Immanuel

Sadness has fallen over our land since last Friday and the tragedy in Newtown, Connecticut.

Over these last few days my thoughts have wandered to the days when my three sons were in kindergarten. I imagine what I would feel if this tragedy had happened to them. I know I would be full of questions: what, how, and, the biggie, why. I would want to know did my child suffer, was he scared, did he know what was happening and the danger he was in. And I would want to know where was God.

When I read the news accounts and see the photos, my sadness is overcome with numbness; numbness because of the massive amount of grief and loss parents, brothers, sisters, grandparents and neighbors are feeling. How can a parent continue in the face of such loss? There is only one way I could continue and I was reminded of it yesterday in church as one of the pastors prayed for the children, parents and community and invoked the name of Immanuel, God with us, an ancient name for Jesus.

That first Christmas 2000 years ago began months earlier with a visit from the angel Gabriel to Mary. He told her that she was going to have a baby and he would be called Immanuel which means God with us. And so God broke through into humanity and came to earth as a tiny, helpless baby. That doesn’t seem like the plan the God of the universe would devise. Surely with his power and might he could come up with something more spectacular. Nevertheless, a baby was born and he was Immanuel.

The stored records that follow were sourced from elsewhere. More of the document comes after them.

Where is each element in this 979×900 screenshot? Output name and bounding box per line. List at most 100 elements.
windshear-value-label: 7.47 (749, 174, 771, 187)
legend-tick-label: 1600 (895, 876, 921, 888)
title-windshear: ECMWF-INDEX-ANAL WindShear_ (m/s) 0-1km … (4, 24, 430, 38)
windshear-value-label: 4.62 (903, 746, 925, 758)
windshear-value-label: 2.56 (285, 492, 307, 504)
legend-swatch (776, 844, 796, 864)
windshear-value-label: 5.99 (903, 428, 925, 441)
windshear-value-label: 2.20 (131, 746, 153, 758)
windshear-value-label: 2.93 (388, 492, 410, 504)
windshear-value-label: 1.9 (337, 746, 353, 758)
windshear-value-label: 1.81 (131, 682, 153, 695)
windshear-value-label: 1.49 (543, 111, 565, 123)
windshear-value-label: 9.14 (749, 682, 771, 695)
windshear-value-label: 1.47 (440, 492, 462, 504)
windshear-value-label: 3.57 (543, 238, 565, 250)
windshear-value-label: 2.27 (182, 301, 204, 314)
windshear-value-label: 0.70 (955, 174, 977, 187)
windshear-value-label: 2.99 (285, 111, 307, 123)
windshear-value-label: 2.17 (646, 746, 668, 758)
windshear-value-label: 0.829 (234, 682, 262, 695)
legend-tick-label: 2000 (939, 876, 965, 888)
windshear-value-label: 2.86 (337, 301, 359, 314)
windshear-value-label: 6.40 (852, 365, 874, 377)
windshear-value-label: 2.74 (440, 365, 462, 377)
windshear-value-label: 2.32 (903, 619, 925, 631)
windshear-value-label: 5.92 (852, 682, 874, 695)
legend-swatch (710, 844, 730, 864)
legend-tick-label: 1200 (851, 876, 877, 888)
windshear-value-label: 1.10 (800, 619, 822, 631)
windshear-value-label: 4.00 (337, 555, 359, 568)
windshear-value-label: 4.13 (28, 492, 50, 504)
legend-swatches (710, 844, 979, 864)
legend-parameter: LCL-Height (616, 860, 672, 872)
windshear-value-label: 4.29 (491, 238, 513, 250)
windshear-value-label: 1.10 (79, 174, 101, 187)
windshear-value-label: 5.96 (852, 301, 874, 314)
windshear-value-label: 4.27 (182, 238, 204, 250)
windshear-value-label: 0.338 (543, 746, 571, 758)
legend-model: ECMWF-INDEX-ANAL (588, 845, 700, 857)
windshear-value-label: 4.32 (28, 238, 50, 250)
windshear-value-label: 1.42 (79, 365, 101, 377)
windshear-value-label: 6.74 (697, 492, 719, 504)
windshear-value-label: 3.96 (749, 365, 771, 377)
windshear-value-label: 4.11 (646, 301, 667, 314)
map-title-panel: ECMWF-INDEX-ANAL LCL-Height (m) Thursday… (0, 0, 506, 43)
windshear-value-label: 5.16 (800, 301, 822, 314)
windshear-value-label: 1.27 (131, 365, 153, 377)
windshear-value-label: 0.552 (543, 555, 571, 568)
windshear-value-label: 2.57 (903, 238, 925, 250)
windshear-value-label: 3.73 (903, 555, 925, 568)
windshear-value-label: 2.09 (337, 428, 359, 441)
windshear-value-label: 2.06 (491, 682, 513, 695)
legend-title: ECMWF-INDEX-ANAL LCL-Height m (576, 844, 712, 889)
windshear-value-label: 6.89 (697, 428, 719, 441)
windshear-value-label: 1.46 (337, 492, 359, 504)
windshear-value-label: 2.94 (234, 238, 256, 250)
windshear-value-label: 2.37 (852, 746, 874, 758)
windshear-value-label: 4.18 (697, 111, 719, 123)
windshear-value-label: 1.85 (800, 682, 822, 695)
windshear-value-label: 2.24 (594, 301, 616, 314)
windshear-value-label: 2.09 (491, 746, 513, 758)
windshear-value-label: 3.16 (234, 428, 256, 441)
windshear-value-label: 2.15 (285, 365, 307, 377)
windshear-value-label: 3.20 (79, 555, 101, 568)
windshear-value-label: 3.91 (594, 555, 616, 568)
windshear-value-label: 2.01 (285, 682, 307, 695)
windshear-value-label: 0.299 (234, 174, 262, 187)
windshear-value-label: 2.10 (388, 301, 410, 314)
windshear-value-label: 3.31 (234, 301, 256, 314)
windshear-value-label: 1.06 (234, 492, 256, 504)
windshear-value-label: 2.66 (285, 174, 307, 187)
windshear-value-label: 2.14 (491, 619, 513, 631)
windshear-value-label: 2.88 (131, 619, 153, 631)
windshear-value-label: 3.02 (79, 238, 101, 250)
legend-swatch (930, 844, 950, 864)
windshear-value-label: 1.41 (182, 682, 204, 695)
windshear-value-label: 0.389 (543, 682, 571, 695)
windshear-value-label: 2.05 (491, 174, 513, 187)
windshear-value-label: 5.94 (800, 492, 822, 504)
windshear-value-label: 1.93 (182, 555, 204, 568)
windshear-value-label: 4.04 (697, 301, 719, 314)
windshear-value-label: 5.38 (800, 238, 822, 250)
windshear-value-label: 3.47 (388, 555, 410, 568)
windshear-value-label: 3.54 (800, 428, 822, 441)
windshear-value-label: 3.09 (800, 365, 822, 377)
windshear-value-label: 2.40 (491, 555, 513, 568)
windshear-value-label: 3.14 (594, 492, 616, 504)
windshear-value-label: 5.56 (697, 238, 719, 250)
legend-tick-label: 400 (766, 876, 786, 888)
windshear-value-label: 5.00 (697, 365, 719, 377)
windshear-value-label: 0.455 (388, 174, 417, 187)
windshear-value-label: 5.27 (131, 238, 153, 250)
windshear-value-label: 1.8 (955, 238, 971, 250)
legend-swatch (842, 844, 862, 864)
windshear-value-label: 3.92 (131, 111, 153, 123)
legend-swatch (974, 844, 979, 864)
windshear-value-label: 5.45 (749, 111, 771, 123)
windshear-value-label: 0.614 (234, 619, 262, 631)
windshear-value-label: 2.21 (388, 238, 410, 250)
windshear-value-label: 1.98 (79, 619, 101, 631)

Shortly after he was born, wise men came looking for him. They tipped off King Herod that a new king had been born and they wanted to know where he was. Herod’s chief priests suggested that they try Bethlehem where the prophets had predicted the Messiah would be born. Herod, enraged by this threat to his throne, ordered that all male babies younger than two years old be killed. And so, one night soldiers rampaged through Bethlehem murdering little babies. God was with Mary and Joseph and Immanuel and they had already fled to Egypt.

Jesus Immanuel grew up just like any other child would grow. He became a man and experienced everything we experience except that he didn’t sin. He was sad and grieved when his friend Lazarus died. He experienced fear and questioned God when he was facing his own death. He felt God pull his presence away as he hung on a cross, suffering toward death. Immanuel leaned on these experiences on Friday in that school with his arms around those little children.

We ask why terrible things happen, especially when it happens to little ones as innocent as kindergarten students. We will probably never know the reason, or at least a reason that makes any sense to us. What we do know is that we live in a world tainted with sin. More than tainted. It is a world in which sin proliferates. It is a dark world. Only when God breaks through, Immanuel, is the darkness lifted and the light shines bright.

We are sad. Parents are grieving. And this is right and appropriate. Take solace in knowing that Immanuel is here. On Friday, God was with the little children and brave adults as they met death. Today God is with us. Tomorrow God will still be with us. So  through our tears we sing:

Praise God from whom all blessings flow; praise him, all creatures below; praise him above ye heavenly hosts; praise Father, Son and Holy Ghost.

God is with us. May you know his presence this Christmas season as we celebrate the birth of Immanuel.